そのうえで、次のようなニーズが出てきたら、「.lsp.json」や自作プラグインに踏み込む、という順番で問題ありません。
- 自社特有のフレームワークを強くサポートしたい
- 公式プラグインが対応していない言語を扱いたい
Q3. いま導入する価値はある? もう少し待つべき?
現時点(2025年12月)では、LSPサポートは明らかに「強いポテンシャルを持つが、まだ変化の激しい領域」です。
- 個人利用や、小さめのリポジトリでの検証
→ 今から積極的に試しておく価値が高い - ミッションクリティカルな本番運用
→ 安定したバージョンが見えてから段階的に導入するのが現実的
というのがバランスの良い判断ラインでしょう。
まとめ:LSPで「読む力」を底上げしつつ、grepツールとうまく共存させる
Claude CodeのLSPサポートは、単にIDE的な機能を足しただけではなく、エージェントがコードを理解するための“視力”を底上げするアップデートと言えます。

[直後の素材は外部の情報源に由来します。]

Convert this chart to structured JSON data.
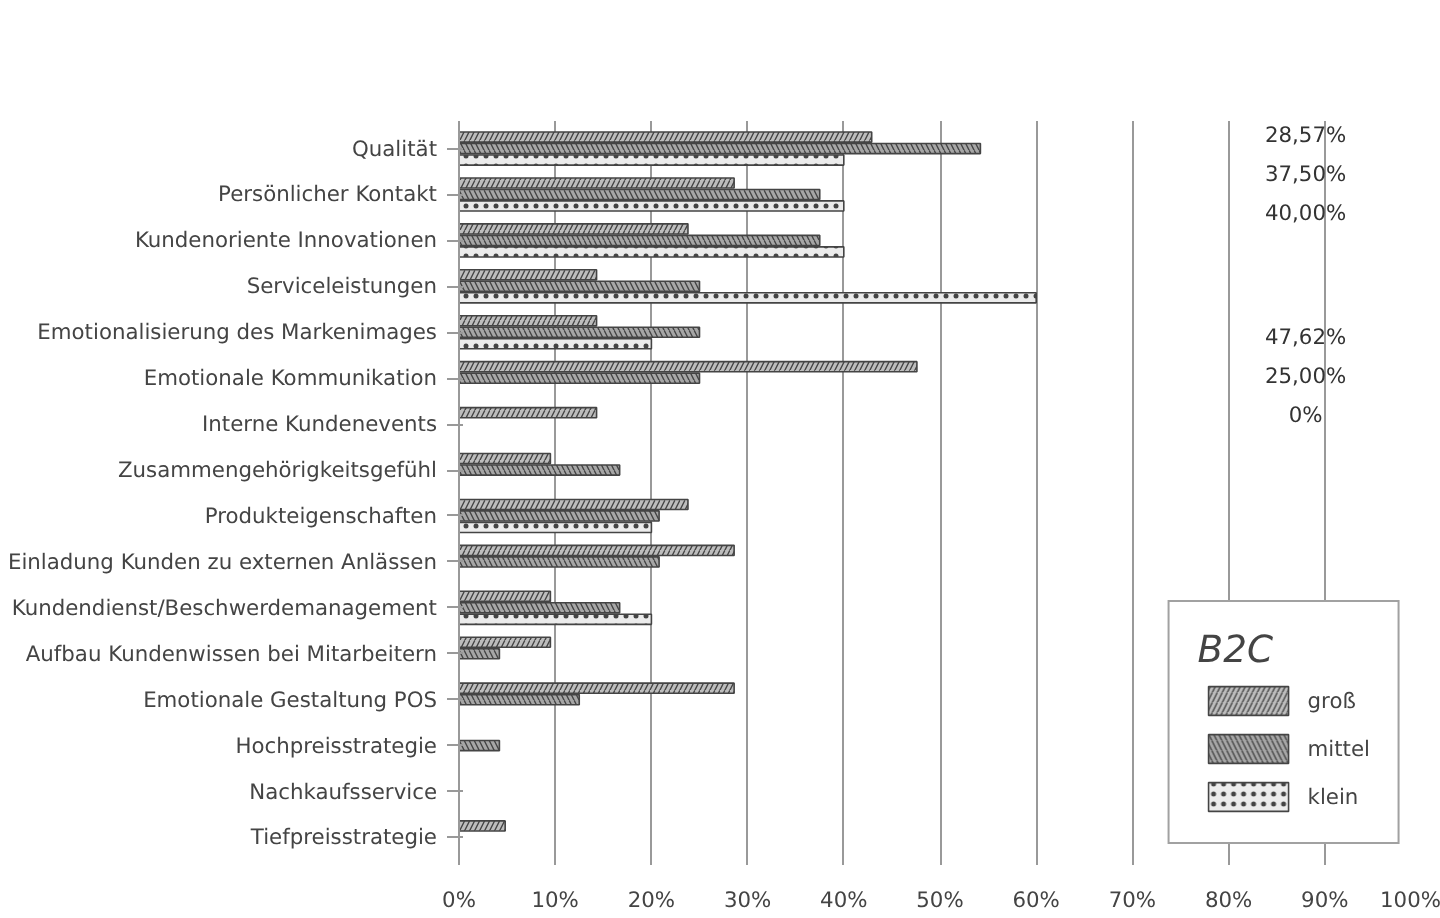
{
  "chart_data": {
    "type": "bar",
    "orientation": "horizontal",
    "legend_title": "B2C",
    "legend": "bottom right",
    "grid": "x",
    "categories": [
      "Qualität",
      "Persönlicher Kontakt",
      "Kundenoriente Innovationen",
      "Serviceleistungen",
      "Emotionalisierung des Markenimages",
      "Emotionale Kommunikation",
      "Interne Kundenevents",
      "Zusammengehörigkeitsgefühl",
      "Produkteigenschaften",
      "Einladung Kunden zu externen Anlässen",
      "Kundendienst/Beschwerdemanagement",
      "Aufbau Kundenwissen bei Mitarbeitern",
      "Emotionale Gestaltung POS",
      "Hochpreisstrategie",
      "Nachkaufsservice",
      "Tiefpreisstrategie"
    ],
    "series": [
      {
        "name": "groß",
        "color": "#bdbdbd",
        "values": [
          42.9,
          28.6,
          23.8,
          14.3,
          14.3,
          47.6,
          14.3,
          9.5,
          23.8,
          28.6,
          9.5,
          9.5,
          28.6,
          0,
          0,
          4.8
        ]
      },
      {
        "name": "mittel",
        "color": "#a6a6a6",
        "values": [
          54.2,
          37.5,
          37.5,
          25,
          25,
          25,
          0,
          16.7,
          20.8,
          20.8,
          16.7,
          4.2,
          12.5,
          4.2,
          0,
          0
        ]
      },
      {
        "name": "klein",
        "color": "#ececec",
        "values": [
          40,
          40,
          40,
          60,
          20,
          0,
          0,
          0,
          20,
          0,
          20,
          0,
          0,
          0,
          0,
          0
        ]
      }
    ],
    "xlim": [
      0,
      100
    ],
    "xticks": [
      {
        "value": 0,
        "label": "0%"
      },
      {
        "value": 10,
        "label": "10%"
      },
      {
        "value": 20,
        "label": "20%"
      },
      {
        "value": 30,
        "label": "30%"
      },
      {
        "value": 40,
        "label": "40%"
      },
      {
        "value": 50,
        "label": "50%"
      },
      {
        "value": 60,
        "label": "60%"
      },
      {
        "value": 70,
        "label": "70%"
      },
      {
        "value": 80,
        "label": "80%"
      },
      {
        "value": 90,
        "label": "90%"
      },
      {
        "value": 100,
        "label": "100%"
      }
    ],
    "annotations": [
      "28,57%",
      "37,50%",
      "40,00%",
      "47,62%",
      "25,00%",
      "0%"
    ]
  }
}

- v2.0.74以降でLSPツールが正式に追加され、定義・参照・ホバー情報などのコードインテリジェンスをエージェントから直接利用可能になった
- LSPプラグイン+LSPサーバーの組み合わせにより、主要言語に加えて自作プラグインで任意の言語もサポートできる
- 影響範囲調査やリファクタリング、モノレポでの入口探し、ドメインモデルの理解支援など、「コードを読む作業」全般で効果を発揮しやすい
- 一方で、現時点ではバージョン依存の不具合やプラグイン競合も報告されており、安定バージョンの選定と環境変数設定が運用上のポイントになる
- 将来的には、Agent Skills・MCPと組み合わせて、
「外部システム」「コードベース」「開発フロー」を一体化したエージェント標準フローを構築していく土台になりうる
grepやglobによる素朴な検索も依然として強力ですが、LSPが使えるようになることで、
「どこから読むべきか」「何を変更すべきか」をエージェントと一緒に設計する余地が大きく広がります。
まずは、日常的によく触る1〜2言語のリポジトリでLSPを試してみて、
「どの作業で“読みやすさ”が変わるのか」を実感しながら、自社なりの使いどころを探ってみてください。